Uri Ilan (Hebrew, אורי אילן) was an Israeli soldier who committed suicide in a Syrian prison and became a symbol of courage and patriotism.

Uri Ilan was born in 1935 in Kibbutz Gan Shmuel. His mother was Fayge Ilanit, a member of the First Knesset. He joined the Golani infantry division in 1953. During his military service, he volunteered to place eavesdropping devices on Syrian phone lines. On one of its missions, the five-man team encountered a Syrian patrol and was forced to surrender. The soldiers were taken into custody in Quneitra and sent to a Damascus prison for interrogation.

The Israelis were sent to separate cells and brutally tortured. There were many dramatic events taking place at the time, which relegated the news about Uri Ilan and his comrades to the back pages. Efforts to bring about their release were apparently unsuccessful, and they remained in prison for a long time.

After five weeks of questioning and barbaric torture, isolated from his comrades, Uri Ilan hung himself in his prison cell using a rope made from the fabric of the mattress cover. In his clothing, Ilan hid nine notes addressed to his homeland, Israel, and his family. The most famous is a scrap of paper on which he wrote the Hebrew words "לא בגדתי" ("Lo Bagadti") - I did not betray.

It turns out that two of his comrades (Meir Ya'akobi and Meir Moses) had broken down in questioning and revealed to the Syrians the whereabouts of the eavesdropping devices.

Ilan's suicide and the notes he left behind set off a great outpouring of grief in Israel, but also a sense of national pride. His life story became a symbol of heroism and self-sacrifice in Israel's ongoing struggle for survival.

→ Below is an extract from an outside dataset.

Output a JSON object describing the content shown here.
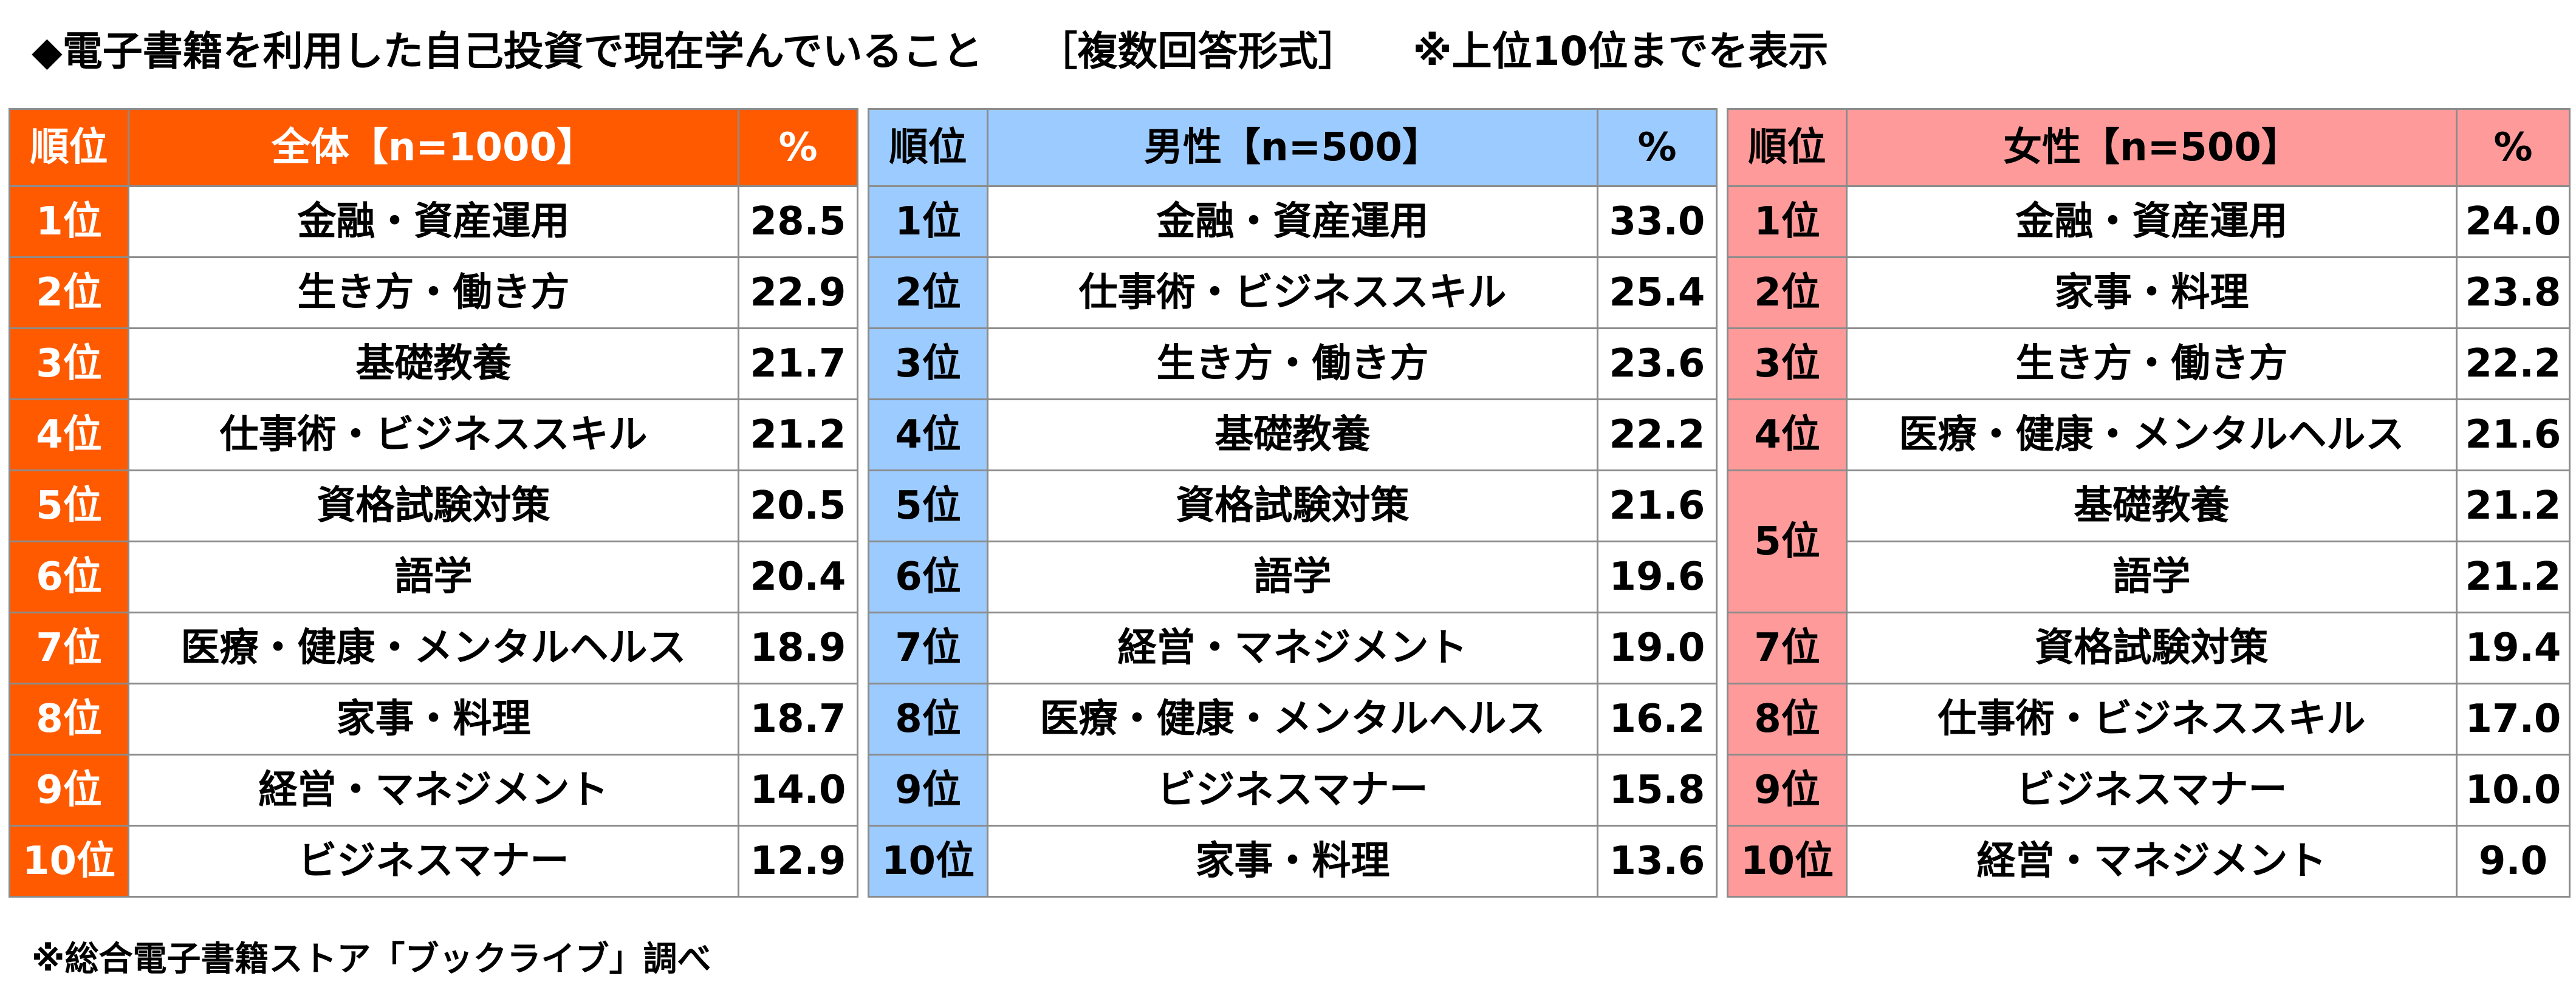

In 1956, the four remaining soldiers were returned to Israel in exchange for 40 Syrian POWs. Meir Ya'akobi and Meir Moses were tried for treason and demoted. Ya'akobi was killed soon after, in the Sinai Campaign of 1956. Documents discovered 11 years later, during the Six-Day War, showed that both Ya'akobi and Moses had tried to kill themselves and their Syrian captors by walking into a mine field. In 2005, Meir Moses received a full pardon from President Moshe Katsav.